Joseph Ducreux, Autoportrait

Bâiller est contagieux, surtout si vous connaissez particulièrement bien celui qui le fait devant vous. Selon une étude menée par des psychologues et des neuroscientifiques, le bâillement peut être une marque d’empathie. Une vision séduisante, mais moins magique que celles évoquées par le folkloriste Pierre Saintyves dans son étude consacrée au bâillement et à l’éternuement. Retrouvez les fées, les démons ou les salutations (accompagnées d’une claque sur la fesse droite) cachées derrière ces incontrôlables réflexes.

 

Que l’éternuement ait été baptisé du nom d’un génie ou qu’il ait été produit par quelque démon inspirateur, et quelle qu’ait été l’opinion de Socrate, il n’en est pas moins certain que les Grecs le considéraient comme une manifestation divine. Aristote nous en est garant ; nous savons d’ailleurs par Xénophon et par Athénée qu’on le traitait avec un respect religieux.

L’explication de l’éternuement par l’action d’un esprit se retrouvait hier encore en Angleterre et en Ecosse parmi les nourrices. Tant que l’enfant n’avait pas éternué, on considérait qu’il était habité par les fées et comme ensorcelé. Les Irlandais, désireux de débarrasser l’enfant de ces hôtes importuns, procèdent de la façon suivante selon le récit qu’en fait Lady Wilde :

On fait un bon feu dans lequel on jette quantité de certaines herbes prescrites par les femmes-fées et lorsqu’il s’en échappe une épaisse fumée on porte trois fois l’enfant autour du feu en récitant une incantation et en répandant abondance d’eau bénite. Durant ce temps, toutes les portes doivent être closes, de peur que, pressée par la curiosité, une fée ne pénètre et aperçoive la cérémonie. On doit continuer ces rites magiques jusqu’à ce que l’enfant éternue trois fois, car le charme est ainsi détruit et l’enfant est désormais à l’abri du pouvoir des sorciers.

Il est fort probable que des idées analogues ont longtemps régné dans toute l’Europe. Le bâillement donnait jadis lieu à des signes de croix. « C’est encore une coutume répandue au Tyrol de se signer quand on bâille, de peur que quelque chose de mauvais n’entre alors dans la bouche. Anciennement on n’hésitait sans doute pas à nommer le démon. L’éternuement par contre devait présager sa sortie.

Les Tchèques prétendent avoir un moyen infaillible de reconnaître la présence du diable, car ils croient qu’il provoque un violent éternuement lorsqu’on lui présente une croix.

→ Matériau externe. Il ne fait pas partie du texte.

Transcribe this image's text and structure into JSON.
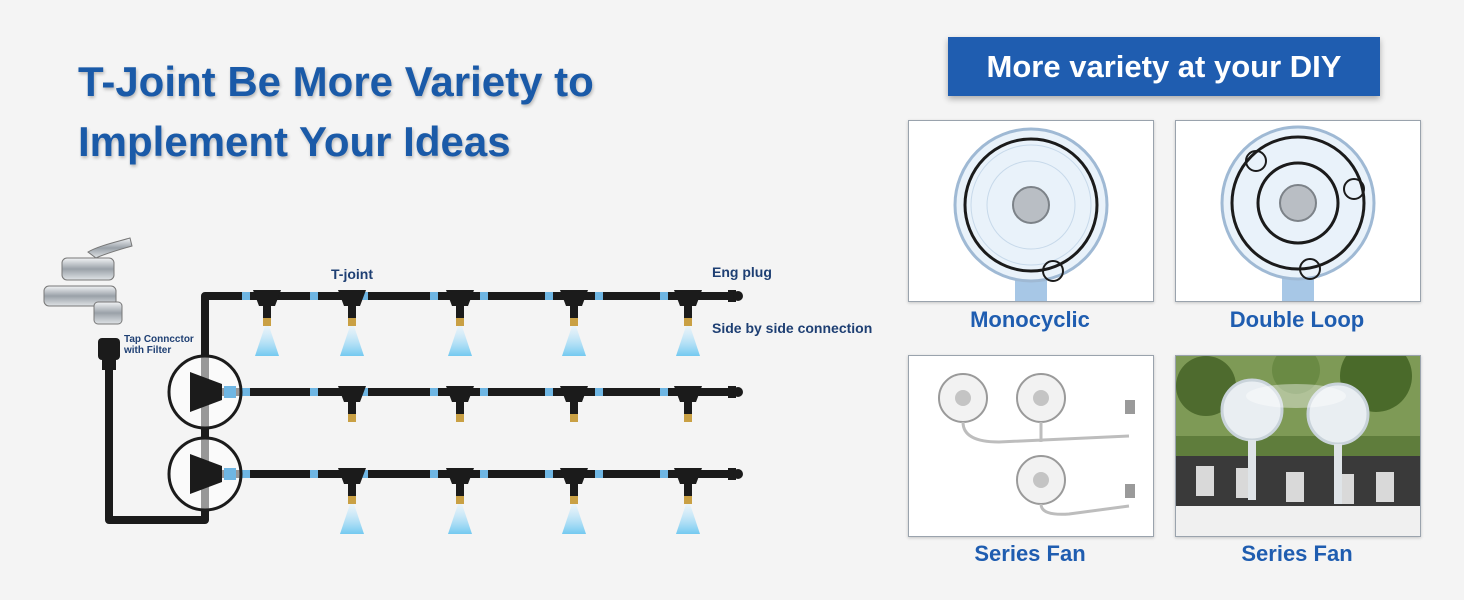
{
  "headline": {
    "line1": "T-Joint Be More Variety to",
    "line2": "Implement Your Ideas"
  },
  "diagram": {
    "labels": {
      "t_joint": "T-joint",
      "end_plug": "Eng plug",
      "tap_connector_line1": "Tap Conncctor",
      "tap_connector_line2": "with Filter",
      "side_by_side": "Side by side connection"
    }
  },
  "variety": {
    "banner": "More variety at your DIY",
    "examples": [
      {
        "caption": "Monocyclic"
      },
      {
        "caption": "Double Loop"
      },
      {
        "caption": "Series Fan"
      },
      {
        "caption": "Series Fan"
      }
    ]
  },
  "colors": {
    "brand_blue": "#1f5db0",
    "tube": "#1b1b1b",
    "mist": "#9fd8f5"
  }
}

En Hollande semble avoir régné une opinion contraire : on croit qu’une personne qui éternue se livre par là-même au pouvoir d’un sorcier, à moins que quelqu’un n’invoque la bénédiction divine.

Ce pourrait bien être là une croyance tardive destinée à justifier l’invocation. L’idée de l’éternuement-exorcisme a dû être la règle.

L’opinion qui voit dans le bâillement un signe de l’entrée du diable et dans l’éternuement un signe de sa sortie est encore très fréquente dans l’Islam. Assas-bou-Malek, El-Barâ, Abou-Horeira, Solaïman-El-Tïmi font tous remonter cette opinion au Prophète.

L’importance attachée à l’éternuement a donc été un fait absolument général et l’on peut dire qu’il n’y a pas de peuple qui ne l’ait considéré comme un moment critique, souvent comme le signal de l’apparition ou de la disparition d’un danger. De là les salutations que l’on prodigue alors, les souhaits de vie ou les félicitations. Nous pourrions considérablement allonger ce chapitre en citant ici les formules employées ; nous nous contenterons de signaler les curieuses cérémonies auxquelles donne lieu l’éternuement d’un chef chez différents peuples. Lors de l’expédition de Hernando de Soto en Floride, un chef indigène nommé Guachoia vint lui rendre visite.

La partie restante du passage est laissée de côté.